# EDA for Reviews

In this notebook, I explore the Yelp reviews dataset, obtain summary statistics about the reviews, and generate visualizations for the variables of interest.

In [1]:
import pandas as pd
import numpy as np
from sqlalchemy import create_engine
import matplotlib.pyplot as plt
import seaborn as sns

plt.style.use('fivethirtyeight')

engine = create_engine('postgres://postgres:moop@18.236.133.116:5432/capstone')

  """)


The entire reviews dataset has approximately 5.2 milion reviews. About 2.5 million of the reviews have 'useful' reviews. For this analysis, we will consider any review with at least 1 useful vote to be considered useful.

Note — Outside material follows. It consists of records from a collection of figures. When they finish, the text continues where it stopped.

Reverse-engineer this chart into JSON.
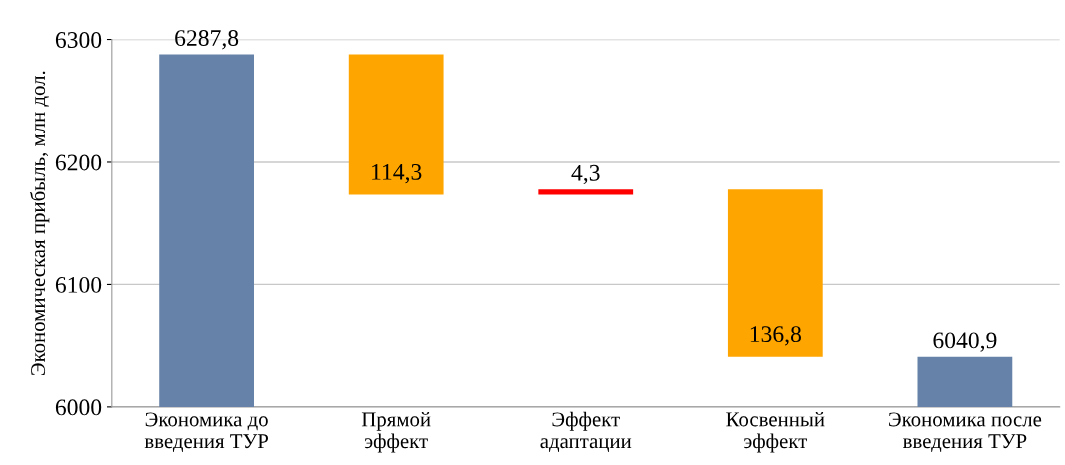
{
  "chart_data": {
    "type": "bar",
    "ylabel": "Экономическая прибыль, млн дол.",
    "categories": [
      "Экономика до\nвведения ТУР",
      "Прямой\nэффект",
      "Эффект\nадаптации",
      "Косвенный\nэффект",
      "Экономика после\nвведения ТУР"
    ],
    "base": [
      6000,
      6287.8,
      6173.5,
      6177.8,
      6000
    ],
    "values": [
      287.8,
      -114.3,
      4.3,
      -136.8,
      40.9
    ],
    "colors": [
      "#6782a8",
      "#ffa500",
      "#ff0000",
      "#ffa500",
      "#6782a8"
    ],
    "value_labels": [
      "6287,8",
      "114,3",
      "4,3",
      "136,8",
      "6040,9"
    ],
    "ylim": [
      6000,
      6300
    ],
    "yticks": [
      6000,
      6100,
      6200,
      6300
    ],
    "grid": "y"
  }
}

I chose to randomly sample 500000 'useful' reviews and 500000 'not useful' reviews for my initial exploration as follows:

In [2]:
query = """
SELECT stars, text, useful, funny, cool
FROM reviews
where useful > 0
"""

df = pd.read_sql_query(query, engine)
df.shape

(2517186, 5)

In [None]:
query = """
SELECT *
FROM reviews
where useful = 0
ORDER BY random()
limit 500000
"""

df_notuseful = pd.read_sql_query(query, engine)
df_notuseful.shape

In [6]:
del df

## Reviews with 'useful' votes

Create review length in words:

In [4]:
df['review_length'] = df['text'].map(lambda x: len(x.split(' ')))

In [5]:
df.head()

Unnamed: 0,review_id,user_id,business_id,stars,date,text,useful,funny,cool,review_length
0,NhRRo6rIaShhtxgiJIpzkg,IyeakrwiGO4epQSoH7X_8g,t55OEa8kSgMBnGH-KzNHkw,1.0,2017-01-03,Normal arrogant foreigner who thinks he's in p...,7,1,1,27
1,kiOvZERx_t6K9eJJbYN-Kw,IyeakrwiGO4epQSoH7X_8g,MiUrif_vYOuITF4ALf7WHA,1.0,2016-10-10,"OMG! The most basic, microwave oven food you c...",3,0,0,76
2,53GierpsbVvI7-ll691qdQ,IyeakrwiGO4epQSoH7X_8g,OVczZ1qHXc3bjDprNvCKBQ,1.0,2017-03-09,1 star because of coupon deal. I dropped my ph...,2,1,0,106
3,Ep6UiGn8g_jgiGuFg0n3Bg,IyeakrwiGO4epQSoH7X_8g,BrclERrbZrQNRyBmDGawQQ,5.0,2016-08-26,Stopped here for my prefight pizza and discove...,1,1,4,46
4,CKoXVjEwCu_8FECnuZ1V-Q,IyeakrwiGO4epQSoH7X_8g,IOEGLxXwCNiq4P-U359D7Q,5.0,2016-08-17,Made a mistake and reviewed the wrong pizza sh...,1,1,1,49


In [None]:
sns.boxplot(df['review_length'])

It appears that most useful reviews are under 500 words. There is one useful review that is around 1700 words - let's take a closer look:

In [None]:
df[df['review_length'] == 1702]['text']

In [None]:
df.loc[385682, 'text']

This review has lots of empty space due to ASCII art being drawn. We can consider dropping this observation when analyzing the data.

In [None]:
df.drop(385682, inplace=True)

In [None]:
fig = plt.subplots(1, 5, figsize=(12, 8), sharey=True)
plt.title('Boxplot of review length by score')
for i in [1, 2, 3, 4, 5]:
    plt.subplot(1, 5, i) 
    sns.boxplot(df[df['stars'] == i], df[df['stars'] == i]['review_length'], orient='v')
    plt.xlabel(str(i)+' stars')

Overall, it looks like reviews of all levels mostly are 250 words or under. It appears that 5 star reviews may be a little shorter in general (75th percentile at 350 words compared to around 400 for other star levels).

In [None]:
plt.scatter('funny', 'useful', data=df)

In [None]:
plt.scatter('cool', 'useful', data=df)

2 of the reviews seems to have a large amount of useful votes.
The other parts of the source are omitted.